Stories within a story

2011

With Inner Tales I'm not trying to hide or conceal anything but rather narrate stories within my own story.

An ever-growing process, with constant learning, research and evolution, that starts with my insatiable instinct to freeze in time my own body on different environments. I treat light like another narrative element that sheds light on the mystery.

 

       This work began as a necessity to grasp a territory of abstraction: emotions and feelings. Images of the soul. 

 

Irene Cruz

     Irene Cruz (Madrid, 1987). Irene discovers through her series, "Seele" from the project Inner Tales, a light that belongs to her.
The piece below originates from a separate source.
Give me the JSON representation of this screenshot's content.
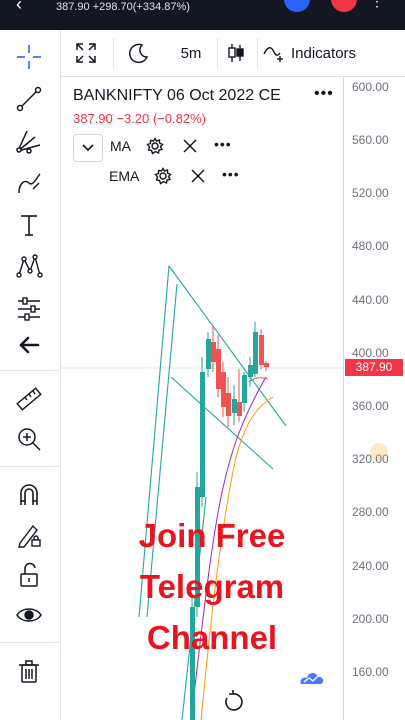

This discovery takes place in Germany, through an encounter so vivid and imposing, she felt as if Northern Europe would always hold a light to be found and learnt anew.

Such discovery is rare to come across among photographers and the ability to document and appreciate such an event requires focus and diligence. This kind of research exudes enthusiasm and will be naturally appealing to the eyes and minds of many young photographers. Her work is not only based on the aforementioned light, but also on the self and one’s place in the world and life, dipping her toes on visual poetry and exemplifying both nihilism and romanticism. Irene, unknowingly, is revisiting certain forgotten archetypes of the feminine and through this act, she reemerges self-assured on the essential.  



Director of a Masters Degree in conceptual & artistic photography at EFTI Photo School

     Irene Cruz, creates micro-stories in which she tells us about her own identity and portrays landscapes as an emotional framing.

Her extraordinary series "Inner Tales", are short stories about her loneliness told through photography captured in North European countries, in  which light and color reminds us of filmmakers such as Kaurismaki.   



Rafael Liaño, director of the Buero Vallejo Cultural Center. Madrid

Inner tales are told simply to entertain or to share a moment of your life with others. Either way, the story often has symbolic meaning tied to the psyche. There is often some parallel between the two stories, and the fictional aspect of the inner story serves as a key to reveal the truth within the outer story.

 

    The literary device of “a story within a story” dates back to the resource known as a “frame story”, in which the literal story seems to lack depth, and the actual narrative weight is carried by one or more tales told by one storyteller.

 

"Inner tales" is a work in which I use the language of self-portrait as a form of storytelling.